Hello folks, I am new to prefect and trying to bui...
# prefect-server
r
Hello folks, I am new to prefect and trying to build a process to load millions of files from a FTP location to one of the local database. While doing this we have the typical ETL transformation which happens at each file. My question here is on how can i design this using prefect? Right now we have a in house process which leverages Celery to queue and process the files but the way it runs currently, it downloads all the files and then perform the ETL process on each one of it in parallel. Shall we maintain it the same way or download each file and then perform ETL operation? Maintaining error files state even if retry logic fails. Also the current time which this process takes is about 20-24 hours as it processes Billions of records. Any insight on how to design this would be helpful.
👀 1
d
Hi @raman, Welcome to Prefect! You’ve come to the right place with this questions 😄 Before I answer, I’d like to ask a few questions to make sure I understand your constraints and goals. * Are you trying to reduce the amount of time this flow takes? * What sort of resources are you working with? Would you have access to a large Dask cluster? * Is it possible to detect when a new file hits the FTP? If so, you may be able to process the files as they come in. Take a look at: https://medium.com/the-prefect-blog/event-driven-workflows-with-aws-lambda-2ef9d8cc8f1a
r
Hi @Dylan, Thank you for your response. To answer your questions: 1) Yes the primary reason for migrating this workflow is to reduce the time and also to monitor the files which have loaded and which have failed. 2) We don't have a dask cluster, do you see any advantage of having a Dask cluster with the flow whcih we have highlighted? we are leveraging pandas directly so far and In terms of resources hardware wise we have dedicated onprem servers and because of the sensitivity of the data it cannot be moved to cloud servers. 3) Yes, We can detect the new files on the FTP in few cases but since the data is sensitive and is onPrem i need to explore "non cloud" options to perform the operation.
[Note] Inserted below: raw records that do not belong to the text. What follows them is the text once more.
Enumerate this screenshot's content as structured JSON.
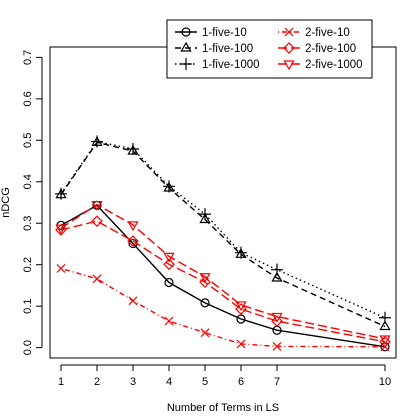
{
  "chart_data": {
    "type": "line",
    "xlabel": "Number of Terms in LS",
    "ylabel": "nDCG",
    "x": [
      1,
      2,
      3,
      4,
      5,
      6,
      7,
      10
    ],
    "x_ticks": [
      1,
      2,
      3,
      4,
      5,
      6,
      7,
      10
    ],
    "y_ticks": [
      0.0,
      0.1,
      0.2,
      0.3,
      0.4,
      0.5,
      0.6,
      0.7
    ],
    "y_tick_labels": [
      "0.0",
      "0.1",
      "0.2",
      "0.3",
      "0.4",
      "0.5",
      "0.6",
      "0.7"
    ],
    "ylim": [
      0,
      0.7
    ],
    "grid": false,
    "legend_position": "top-right",
    "series": [
      {
        "name": "1-five-10",
        "color": "#000000",
        "line_style": "solid",
        "marker": "circle",
        "values": [
          0.295,
          0.343,
          0.251,
          0.157,
          0.108,
          0.069,
          0.042,
          0.002
        ]
      },
      {
        "name": "1-five-100",
        "color": "#000000",
        "line_style": "dashed",
        "marker": "triangle-up",
        "values": [
          0.369,
          0.495,
          0.474,
          0.385,
          0.309,
          0.225,
          0.168,
          0.051
        ]
      },
      {
        "name": "1-five-1000",
        "color": "#000000",
        "line_style": "dotted",
        "marker": "plus",
        "values": [
          0.371,
          0.497,
          0.479,
          0.389,
          0.322,
          0.229,
          0.188,
          0.072
        ]
      },
      {
        "name": "2-five-10",
        "color": "#ff0000",
        "line_style": "dashdot",
        "marker": "x",
        "values": [
          0.191,
          0.166,
          0.113,
          0.064,
          0.036,
          0.009,
          0.003,
          0.002
        ]
      },
      {
        "name": "2-five-100",
        "color": "#ff0000",
        "line_style": "longdash",
        "marker": "diamond",
        "values": [
          0.284,
          0.305,
          0.257,
          0.201,
          0.158,
          0.093,
          0.064,
          0.014
        ]
      },
      {
        "name": "2-five-1000",
        "color": "#ff0000",
        "line_style": "longdash",
        "marker": "triangle-down",
        "values": [
          0.288,
          0.345,
          0.296,
          0.22,
          0.171,
          0.103,
          0.075,
          0.021
        ]
      }
    ]
  }
}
Happy to answer any further Questions you have.
d
@raman Great! Thanks for these
Prefect Cloud never has access to your data and can operate without access to your flow run logs
We have many HIPAA compliant customers that are thrilled to let us manage their execution infrastructure
I’d suggest configuring something in the following pattern: 1. A flow (Flow A) that runs every minute to check for new files 2. for every new file it finds, it kicks off a flow run of Flow B 3. Flow B processes the file and uploads to the DB 4. Flow B is executed on a locally-running Dask Cluster via the
DaskExecutor
or spins up its on cluster. Then you can control parallelism on a per-flow-run basis, but you’ll have less control over resource usage. The long-running cluster would use a fixed set of resources, but all flow runs would share it for execution
@raman let me know if that’s helpful!
r
Thanks @Dylan This is very helpful!! Let me try these and will get back to you with further questions.
👍 1